Q: Tell us about your battle on getting cocktail delivery accepted. Why did you decide to do this? What was the biggest obstacle you faced?
A: For Chicago, all restaurants and bars indoors were shut down back in March. When that happened the governer put out an executive order saying the bars and restaurants that were normally on-premise were allowed to sell packaged goods. But those meant sealed bottles, meaning we couldn’t make cocktails and sell them. But the whole thing about a cocktail bar is that we take these ingredients, mix them together [and that’s where our value comes in]. We could compete with [liquor store prices]. So I reached out to some people, running an email thread where bars came together during that time, and I asked if anyone knew about [possibly delivering cocktails] and it was just total silence. No one knew.
Then, a liquor attorney reached out to me saying he believed in this and wanted to help. Next, one of my regulars who was a marketing genius reached out too. So there were the three of us working on how to change the law. I started off on Change.org with a petition, then made posts on social media to raise awareness that [cocktail delivery] is a thing we can do. At the time I wasn’t sure whether it was the city or the state who can change it because we were being tossed back and forth. At one point some mayors allowed cocktail deliveries, then the state came in and shut those activities down.
So we documented the activities being shut down after a press conference where the governor indicated [cocktail delivery] was a local issue and called the issue out. The next day I got a call from the Illionis Liquor Control Commissioner. Then we started having conversations [to really move things forward] while ensuring the cocktail delivery was done safely. Yea. Definitely couldn’t have done it alone.
Q: So, how does it feel to receive this year’s Pineapple Hospitality Award?
A: It’s a huge honor! But again, hospitality is not just about one person. It’s about everyone together — a team making the experience happen for people. Cocktails for hope is a combined effort of so many individuals, so I’m really honored to receive the award, but I also just really want to give it back out to the community — to everyone who made this happen.
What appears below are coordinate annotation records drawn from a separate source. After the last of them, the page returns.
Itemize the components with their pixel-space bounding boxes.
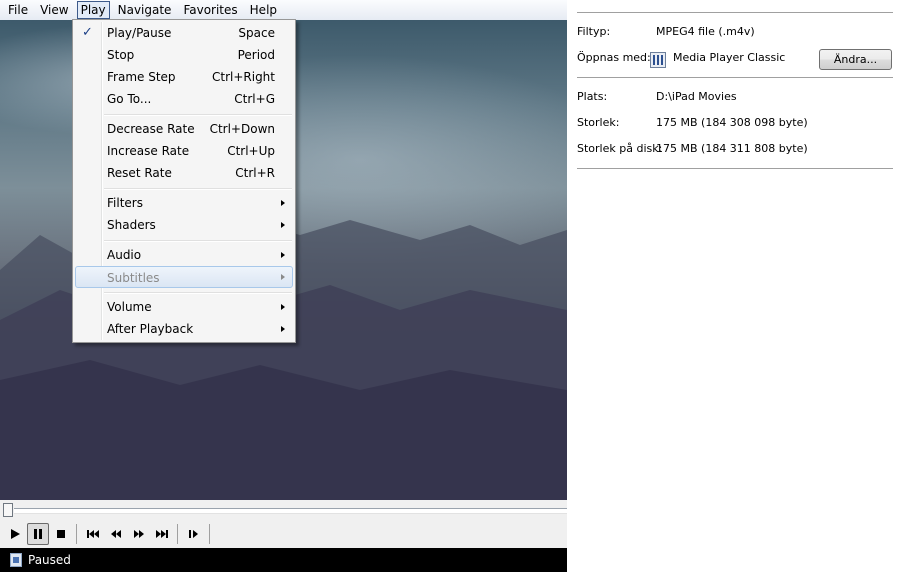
- media-player-classic-icon: [650, 52, 666, 68]
- menu-item-shortcut: Ctrl+Up: [227, 144, 275, 158]
- disk-size-label: Storlek på disk:: [577, 142, 663, 155]
- menu-play[interactable]: Play: [76, 1, 110, 19]
- file-type-row: Filtyp: MPEG4 file (.m4v): [577, 25, 902, 41]
- play-icon[interactable]: [4, 523, 26, 545]
- menu-item-increase-rate[interactable]: Increase Rate Ctrl+Up: [75, 140, 293, 162]
- frame-step-icon[interactable]: [183, 523, 205, 545]
- fast-forward-icon[interactable]: [128, 523, 150, 545]
- menu-item-label: Go To...: [107, 92, 152, 106]
- size-value: 175 MB (184 308 098 byte): [656, 116, 808, 129]
- menu-help[interactable]: Help: [246, 1, 281, 19]
- status-file-icon: [10, 553, 22, 567]
- pause-icon[interactable]: [27, 523, 49, 545]
- playback-controls: [0, 520, 567, 548]
- file-type-value: MPEG4 file (.m4v): [656, 25, 755, 38]
- divider: [577, 168, 893, 169]
- media-player-window: File View Play Navigate Favorites Help P…: [0, 0, 567, 572]
- divider: [577, 12, 893, 13]
- menu-item-shaders[interactable]: Shaders: [75, 214, 293, 236]
- opens-with-value: Media Player Classic: [673, 51, 786, 64]
- checkmark-icon: ✓: [82, 25, 93, 40]
- skip-back-icon[interactable]: [82, 523, 104, 545]
- submenu-arrow-icon: [281, 252, 285, 258]
- menu-item-shortcut: Ctrl+G: [234, 92, 275, 106]
- location-label: Plats:: [577, 90, 608, 103]
- menu-favorites[interactable]: Favorites: [179, 1, 241, 19]
- status-text: Paused: [28, 553, 71, 567]
- menu-navigate[interactable]: Navigate: [114, 1, 176, 19]
- submenu-arrow-icon: [281, 304, 285, 310]
- menu-item-label: Shaders: [107, 218, 156, 232]
- menu-separator: [104, 188, 292, 190]
- location-value: D:\iPad Movies: [656, 90, 737, 103]
- disk-size-value: 175 MB (184 311 808 byte): [656, 142, 808, 155]
- menu-item-frame-step[interactable]: Frame Step Ctrl+Right: [75, 66, 293, 88]
- menu-item-shortcut: Ctrl+R: [235, 166, 275, 180]
- rewind-icon[interactable]: [105, 523, 127, 545]
- menu-item-label: Subtitles: [107, 271, 160, 285]
- menu-separator: [104, 114, 292, 116]
- submenu-arrow-icon: [281, 326, 285, 332]
- menu-item-go-to[interactable]: Go To... Ctrl+G: [75, 88, 293, 110]
- menu-item-shortcut: Ctrl+Right: [211, 70, 275, 84]
- menu-item-label: Decrease Rate: [107, 122, 195, 136]
- menu-item-volume[interactable]: Volume: [75, 296, 293, 318]
- menu-item-decrease-rate[interactable]: Decrease Rate Ctrl+Down: [75, 118, 293, 140]
- status-bar: Paused: [0, 548, 567, 572]
- skip-forward-icon[interactable]: [151, 523, 173, 545]
- menu-file[interactable]: File: [4, 1, 32, 19]
- menu-item-label: Filters: [107, 196, 143, 210]
- submenu-arrow-icon: [281, 274, 285, 280]
- menu-item-label: Play/Pause: [107, 26, 172, 40]
- location-row: Plats: D:\iPad Movies: [577, 90, 902, 106]
- menu-item-label: Increase Rate: [107, 144, 190, 158]
- menu-item-stop[interactable]: Stop Period: [75, 44, 293, 66]
- menu-item-label: Frame Step: [107, 70, 176, 84]
- menu-item-label: After Playback: [107, 322, 194, 336]
- menu-item-after-playback[interactable]: After Playback: [75, 318, 293, 340]
- divider: [577, 77, 893, 78]
- controls-separator: [209, 524, 210, 544]
- seek-bar[interactable]: [0, 500, 567, 520]
- menu-item-label: Stop: [107, 48, 135, 62]
- submenu-arrow-icon: [281, 222, 285, 228]
- menu-item-label: Reset Rate: [107, 166, 172, 180]
- opens-with-label: Öppnas med:: [577, 51, 651, 64]
- disk-size-row: Storlek på disk: 175 MB (184 311 808 byt…: [577, 142, 902, 158]
- menu-separator: [104, 240, 292, 242]
- stop-icon[interactable]: [50, 523, 72, 545]
- menu-item-label: Volume: [107, 300, 152, 314]
- controls-separator: [177, 524, 178, 544]
- menu-item-label: Audio: [107, 248, 142, 262]
- size-label: Storlek:: [577, 116, 620, 129]
- seek-track[interactable]: [14, 508, 567, 514]
- play-menu-dropdown: ✓ Play/Pause Space Stop Period Frame Ste…: [72, 19, 296, 343]
- menu-bar: File View Play Navigate Favorites Help: [0, 0, 567, 21]
- menu-item-shortcut: Period: [237, 48, 275, 62]
- file-type-label: Filtyp:: [577, 25, 611, 38]
- menu-item-subtitles[interactable]: Subtitles: [75, 266, 293, 288]
- menu-separator: [104, 292, 292, 294]
- file-properties-panel: Filtyp: MPEG4 file (.m4v) Öppnas med: Me…: [577, 0, 902, 572]
- menu-item-shortcut: Ctrl+Down: [209, 122, 275, 136]
- submenu-arrow-icon: [281, 200, 285, 206]
- controls-separator: [76, 524, 77, 544]
- menu-item-audio[interactable]: Audio: [75, 244, 293, 266]
- menu-view[interactable]: View: [36, 1, 72, 19]
- change-app-button[interactable]: Ändra...: [819, 49, 892, 70]
- menu-item-filters[interactable]: Filters: [75, 192, 293, 214]
- menu-item-reset-rate[interactable]: Reset Rate Ctrl+R: [75, 162, 293, 184]
- menu-item-shortcut: Space: [238, 26, 275, 40]
- menu-item-play-pause[interactable]: ✓ Play/Pause Space: [75, 22, 293, 44]
- size-row: Storlek: 175 MB (184 308 098 byte): [577, 116, 902, 132]
- seek-thumb[interactable]: [3, 503, 13, 517]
I hoped this would bring positive energy. That is something about Kumiko — we do what we do for each other and for the people, and hopefully we have a really good time doing what we love and something we’re very good at, and if people love us as well, that’s awesome. That way when an award comes, it’s almost like something to live up to. Like we’re gonna act like that. We’re gonna be that consistently. So in a way, I think awards are almost setting further goals for us. Like what’s next? How am I gonna live up to this? How can I continue to help my community?
Q: Any big future plans or expectations?
A: Ideas, yes. But right now I’m still very much in survival mode. Reopening indoors — we reopened in August so it’s almost six months since then — we’re very short-staffed. I think my goal right now is to continue to work Kumiko into a place people want to be, want to stay, and feel happy. And I want to take care of the staff as well. Because the majority of people working in the industry are people who actually want to be in this world. So, I want to make sure I have a place where people feel safe working and making a fair wage — all those things are my top priorities. And within that, yes, I want to expand the menu and do really cool dinners based on Japanese spirits… But right now, we’re just trying to survive and do a good job.